Hence, I would like to get back to my main question, I believe there is a method that you can apply it to your Lua scripts in order to do some obfuscation that makes it’s more harder to be readable after doing the reverse engineering, and I still looking forward to someone used it to share who to did it.
yes, I just used it in my compiled scripts and it reverses my script back to the original state.
@tarek.alkhen, you can find several obfuscation tools on the internet.
Here is a link for one of them: https://github.com/jirutka/luasrcdiet
And a more generic list: http://lua-users.org/wiki/LuaTools
I have come up with a solution to do this.

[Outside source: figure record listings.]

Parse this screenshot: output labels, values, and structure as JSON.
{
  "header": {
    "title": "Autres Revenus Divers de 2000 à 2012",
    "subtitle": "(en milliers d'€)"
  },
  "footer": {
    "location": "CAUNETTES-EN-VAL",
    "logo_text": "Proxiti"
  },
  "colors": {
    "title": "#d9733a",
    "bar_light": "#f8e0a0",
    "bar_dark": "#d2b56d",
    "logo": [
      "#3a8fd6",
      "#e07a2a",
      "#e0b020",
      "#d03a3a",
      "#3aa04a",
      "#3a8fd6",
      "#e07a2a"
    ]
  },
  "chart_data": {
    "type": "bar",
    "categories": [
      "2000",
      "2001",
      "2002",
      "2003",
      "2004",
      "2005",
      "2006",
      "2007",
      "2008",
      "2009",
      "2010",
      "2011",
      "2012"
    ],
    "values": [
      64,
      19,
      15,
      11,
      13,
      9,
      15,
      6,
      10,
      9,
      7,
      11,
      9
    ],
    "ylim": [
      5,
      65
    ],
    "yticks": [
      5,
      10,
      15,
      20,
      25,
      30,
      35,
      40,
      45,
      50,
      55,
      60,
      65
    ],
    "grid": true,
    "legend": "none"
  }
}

This game has most of the scripts secured (excluding main.lua):
asteroids.apk (https://github.com/roaminggamer/RG_FreeStuff/raw/master/ForumsImages/obfuscated/asteroids.apk)
Feel free to try cracking it and see what you get.
See this thread for more details:
https://forums.coronalabs.com/topic/71462-secure-my-code-lua-obfuscation-tool-service/
I imagine adding a server-side component to your app could obfuscate some of your code and definitely the game functionality.
Don’t bother. Your scripts are already compiled.
Regardless of what you do. If someone REALLY want to reverse engineer your scripts they can, but for the average person, the fact that your scripts are compiled is enough deterrent.
PS - This is a regularly occurring question and the answer is always the same …
“Here look at the different ways…”
“Wow! These are all hard to implement and/or don’t work…”
“See how pointless it is?”
“Yes, I agree it’s pointless. I guess I’ll just spend my energy on my game development.”
I’m being straight in my answer and trying to help you cut to the chase. Your effort is better spend on game development.
Note: If your goal is to protect against cheating, that too is a waste. Users should be allowed to cheat if they want. It is their experience.
If however you want to prevent cheating to keep users from ruining shared MP experiences, you can use a server as the authority in your game. Controlling the server code makes it hard for users to cheat.
Thanks my friend for your answer, actually when I tried to decompile my compiled lua scripts I just get my code in well and readable format, however when I checked another Corona app published in Google Play and not realted to me and tried to decompile the Lua scripts inside it I got an obfuscated code which I really found hard way to read it, below is a sample of decompiled code :
if _UPVALUE0_.couponForm and _UPVALUE0_.couponForm.bgOverlay then
_UPVALUE0_.couponForm.bgOverlay:removeSelf()
_UPVALUE0_.couponForm.bgOverlay = nil
end
if _UPVALUE0_.couponForm and _UPVALUE0_.couponForm.removeSelf then
_UPVALUE0_.couponForm:removeSelf()
_UPVALUE0_.couponForm = nil
end
_UPVALUE1_.feedbackVisible = false
I worked hard in order just to know for example to which object the variable _UPVALUE0_ with no luck, which means that such obfuscation makes the code really hard to reverse.
You missed my point. You’re wasting your time. Focus on paying and non-cheating customers.
Trying to stop cheaters, IAP hackers, etc. is a big waste of time.
Also, if you think you can keep folks from stealing your game and re-packaging it in foreign countries… that’s not realistic either. It is too easy to do all these things today.
I know this isn’t the answer you want to hear so I’ll leave it at this. If anyone else want to chime in, please do.
Note: I researched this in the past out of curiosity and never found any great ways to do this that were easy to integrate with Corona without needing to do native coding.
Question: Is your game done and ready to publish?
Question 2: Specifically what are you hoping to stop users from doing. Be very specific.
What I’m reading so far is, “I don’t people to be able to decompile my code.” I’m not hearing why and I don hear what you’re worried they will do with this code.